The Sicilian Baker adds new summer desserts to its menu

At The Sicilian Baker, zeppole is baked and filled with vanilla mascarpone cream and topped with a maraschino cherry.

(The Sicilian Baker/Submitted)

Sicilian Baker executive pastry chef Thierry Delourneaux knows what his guests crave.

“In the summer, people want something refreshing and light,” Delourneaux said.

For the bakeries next to The Sicilian Butcher, Delourneaux has created just that. This summer, he’s featuring fresh fruit tarts, lemon tarts, tarallucci, gelato lobster tail, zeppole and new cannolis.

“I try to use whatever is in season,” said Delourneaux, who hails from the Caribbean and lived for a time in France.

“We can use fruit in the spring and summer, and I implement that into my desserts.”

The fresh fruit tart ($9) is bright and topped with blackberries and strawberries.

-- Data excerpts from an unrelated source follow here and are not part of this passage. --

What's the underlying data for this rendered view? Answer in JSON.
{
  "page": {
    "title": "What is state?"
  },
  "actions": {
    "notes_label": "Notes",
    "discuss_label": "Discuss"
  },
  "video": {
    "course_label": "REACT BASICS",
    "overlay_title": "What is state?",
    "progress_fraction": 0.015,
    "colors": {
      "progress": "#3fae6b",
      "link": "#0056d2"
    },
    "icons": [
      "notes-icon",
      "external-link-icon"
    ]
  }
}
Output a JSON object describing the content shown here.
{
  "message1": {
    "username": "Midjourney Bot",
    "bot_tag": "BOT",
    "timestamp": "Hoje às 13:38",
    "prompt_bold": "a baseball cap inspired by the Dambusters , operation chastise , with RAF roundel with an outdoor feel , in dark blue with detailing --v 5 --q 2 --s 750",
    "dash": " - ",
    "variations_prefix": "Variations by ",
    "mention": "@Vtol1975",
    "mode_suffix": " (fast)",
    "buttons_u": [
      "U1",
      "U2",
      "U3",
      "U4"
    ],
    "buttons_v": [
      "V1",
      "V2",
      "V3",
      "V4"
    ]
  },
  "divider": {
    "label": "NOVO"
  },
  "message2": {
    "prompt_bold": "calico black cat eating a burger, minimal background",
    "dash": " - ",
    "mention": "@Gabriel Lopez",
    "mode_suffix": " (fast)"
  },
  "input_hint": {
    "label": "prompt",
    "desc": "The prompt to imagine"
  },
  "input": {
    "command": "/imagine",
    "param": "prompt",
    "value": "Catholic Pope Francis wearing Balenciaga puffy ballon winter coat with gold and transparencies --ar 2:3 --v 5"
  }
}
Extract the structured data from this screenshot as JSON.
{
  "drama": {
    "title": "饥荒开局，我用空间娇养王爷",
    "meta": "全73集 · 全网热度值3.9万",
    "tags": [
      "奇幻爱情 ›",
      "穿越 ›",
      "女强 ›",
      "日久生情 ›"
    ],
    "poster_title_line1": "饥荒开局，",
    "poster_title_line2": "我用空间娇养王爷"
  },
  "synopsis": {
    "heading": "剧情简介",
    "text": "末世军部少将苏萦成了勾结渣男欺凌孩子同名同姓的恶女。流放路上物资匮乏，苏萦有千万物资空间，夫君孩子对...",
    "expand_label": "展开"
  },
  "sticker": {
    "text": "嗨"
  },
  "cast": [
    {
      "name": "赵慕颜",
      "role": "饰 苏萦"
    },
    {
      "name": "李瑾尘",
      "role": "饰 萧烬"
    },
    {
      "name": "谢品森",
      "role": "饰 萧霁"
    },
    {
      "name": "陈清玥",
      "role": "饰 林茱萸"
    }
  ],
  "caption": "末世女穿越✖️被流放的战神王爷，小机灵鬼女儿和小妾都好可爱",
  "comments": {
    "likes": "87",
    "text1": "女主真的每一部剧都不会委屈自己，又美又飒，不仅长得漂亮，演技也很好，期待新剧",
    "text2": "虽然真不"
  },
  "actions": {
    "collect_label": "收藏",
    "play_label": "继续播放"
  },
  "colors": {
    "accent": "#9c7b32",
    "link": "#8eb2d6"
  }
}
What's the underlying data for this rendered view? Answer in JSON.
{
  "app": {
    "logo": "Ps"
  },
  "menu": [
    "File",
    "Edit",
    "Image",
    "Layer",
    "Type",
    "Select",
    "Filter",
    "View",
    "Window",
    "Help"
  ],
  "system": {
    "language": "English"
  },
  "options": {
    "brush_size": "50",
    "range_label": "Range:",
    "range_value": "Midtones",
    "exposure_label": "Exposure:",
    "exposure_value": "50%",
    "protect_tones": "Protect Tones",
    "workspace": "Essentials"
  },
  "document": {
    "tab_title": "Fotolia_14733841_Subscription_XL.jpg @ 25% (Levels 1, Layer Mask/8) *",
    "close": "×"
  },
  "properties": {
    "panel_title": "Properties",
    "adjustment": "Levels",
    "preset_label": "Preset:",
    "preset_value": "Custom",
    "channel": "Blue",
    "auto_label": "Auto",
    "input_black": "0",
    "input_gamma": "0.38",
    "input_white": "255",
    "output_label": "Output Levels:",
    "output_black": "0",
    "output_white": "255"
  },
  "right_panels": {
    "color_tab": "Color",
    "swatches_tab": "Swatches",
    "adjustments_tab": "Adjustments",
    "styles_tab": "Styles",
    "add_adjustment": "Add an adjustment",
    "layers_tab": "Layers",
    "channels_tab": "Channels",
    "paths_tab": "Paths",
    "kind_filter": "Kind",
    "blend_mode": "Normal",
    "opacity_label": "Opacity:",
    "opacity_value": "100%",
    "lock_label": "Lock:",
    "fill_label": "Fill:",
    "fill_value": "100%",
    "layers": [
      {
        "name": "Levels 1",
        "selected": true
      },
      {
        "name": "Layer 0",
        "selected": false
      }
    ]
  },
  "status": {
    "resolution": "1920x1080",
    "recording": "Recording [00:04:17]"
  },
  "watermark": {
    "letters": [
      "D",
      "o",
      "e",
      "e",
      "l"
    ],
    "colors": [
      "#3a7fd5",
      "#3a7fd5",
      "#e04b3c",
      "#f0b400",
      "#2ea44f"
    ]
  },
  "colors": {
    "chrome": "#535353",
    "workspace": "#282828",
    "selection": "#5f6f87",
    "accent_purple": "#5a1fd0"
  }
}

“Basically, it’s a very light crust and strawberry jam,” he said. “I top it with pastry cream, and inside there’s a little bit of mascarpone. On the top, there’s whipped cream with pistachio. It’s a very light crust. It’s one of the bestsellers.”

On the fresh fruit tip is the lemon tart ($8), a house-made pastry shell filled with baked lemon custard and topped with meringue.

“You can never go wrong with a lemon tart,” Delourneaux said.

“With the lemon tart, you have a vanilla crust and traditional lemon curd with Italian meringue, and it’s caramelized with a torch.”

Those who love lemon can try tarallucci ($1 each or $18 per pound). The crumbly lemon cookies are glazed.

The cool gelato lobster tail ($12) is a buttery, flaky Sicilian pastry filled with a gelato flavor of the guest’s choice and chocolate sauce.

“I put a chocolate sauce with any type of gelato,” he said. “We have eight flavors, but it does rotate. With the summer, we will try to have sorbetto, which has a fruit base. It’s very light also. We’ll have lemon, raspberry and mango for the lighter sorbetto.”

Zeppole ($7) is a Sicilian doughnut. Delourneaux’s iteration is light and airy and resembles those found in the bakery shops all over Italy. It has a fluffy batter squeezed through a pastry tube into a circle, fried in oil, then filled with sweet ricotta vanilla cream and sprinkled with confectioners’ sugar.

“You fry or you bake it,” he said. “The one we have right now is baked and filled with vanilla mascarpone cream and topped with a maraschino cherry.”

Rounding out the new desserts are orange creamsicle, dulce duo and cheesecake-flavored cannolis. The orange features ricotta cheese with orange paste and white chocolate chips.

The dulce duo is filled with Nutella chocolate cream, enhanced with whipped cream, and dusted.

“All the desserts are to die for,” he said. “They’re like my babies.”